Motorists to pay for air as gasolene margins fall
President of the Jamaica Gasoline Retailers Association (JGRA) Derrick Thompson said Monday that retailers have seen a 20 per cent fall-off in sales in the last 12 months, resulting in increased competition among some 300 service stations to maintain returns.
Thompson said retailers have responded by cutting margins as consumers were spending the same amount of money on gas purchases as they did before prices moved to their current levels on the international market.
"Part of it is that since there was an upward movement in gas prices, people who are working the same (amount of) money have not changed their budgets. Their income is not growing. They are saying, 'I have the same $2,000 to spend on gas and that is where it stops."
The JGRA president also indicated that motorists were apparently also conserving on travelling time.
At last estimate in 2007, Jamaica's consumption of the 87 and 90 blends of gasolene was 4.1 million barrels, declining from 5.9 million barrels recorded for motorists in 2003.
Data from the World Bank also reflects a decline between 2007 and 2009. In 2007, per capita gasolene usage in the island was estimated at 185 kilograms, which fell to 182 kilograms in 2008 and further to 177 kilograms in 2009.
Meanwhile, the JGRA has decided, effective January 2013, to attach a cost to the use of air pumps by installing token-operated air scales. The association said 60 per cent of all service stations and some marketing companies will be implementing the measure to recover maintenance costs for the pumps, which it said account for between 10 and 20 per cent of their electricity bills.
"We are having tremendous problems keeping our costs down," Thompson said.
"We are looking in the region of charging $50 for use, which is unlikely to cover light bills, which range between $80,000 and $100,000 monthly," he said. "There are huge abuses of the pumps as well, as half the time the hoses and other fittings are stolen. These are consumables that you have to buy back."
With the general fall in retail sales, Thompson said dealers "will compete more vigorously for smaller volumes", adding that "we are seeing some of that out there".

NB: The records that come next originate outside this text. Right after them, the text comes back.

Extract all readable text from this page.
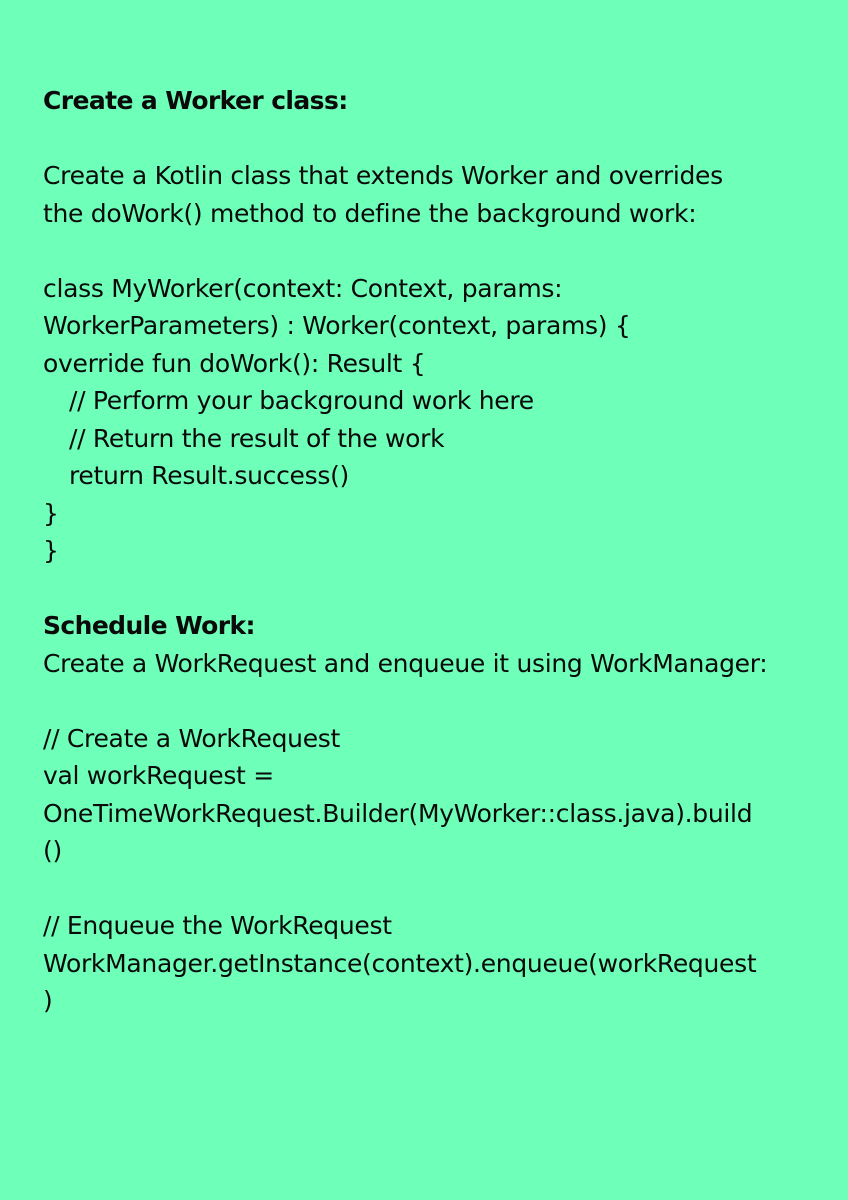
Create a Worker class:
Create a Kotlin class that extends Worker and overrides
the doWork() method to define the background work:
class MyWorker(context: Context, params:
WorkerParameters) : Worker(context, params) {
override fun doWork(): Result {
// Perform your background work here
// Return the result of the work
return Result.success()
}
}
Schedule Work:
Create a WorkRequest and enqueue it using WorkManager:
// Create a WorkRequest
val workRequest =
OneTimeWorkRequest.Builder(MyWorker::class.java).build
()
// Enqueue the WorkRequest
WorkManager.getInstance(context).enqueue(workRequest
)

The unpredictable nature of oil price movements, he said, has affected both consumers and retailers alike.
Thompson said the JGRA has also made no progress in getting local marketing companies to explain the logic behind pricing zones and variations in costs from one station to another.
"We have been attempting to find out the criteria for these zones," he said. "There are no answers forthcoming. You and I can be beside each other, but the prices are different. Most of the marketers establish guidelines such as transportation factors. That we understand fully well.
"But, when you are in Kingston and we are beside each other and the price is different, that is very disadvantageous to the dealers. There has been no progress at all. They say it's their prerogative to set the prices they want to," the JGRA president said.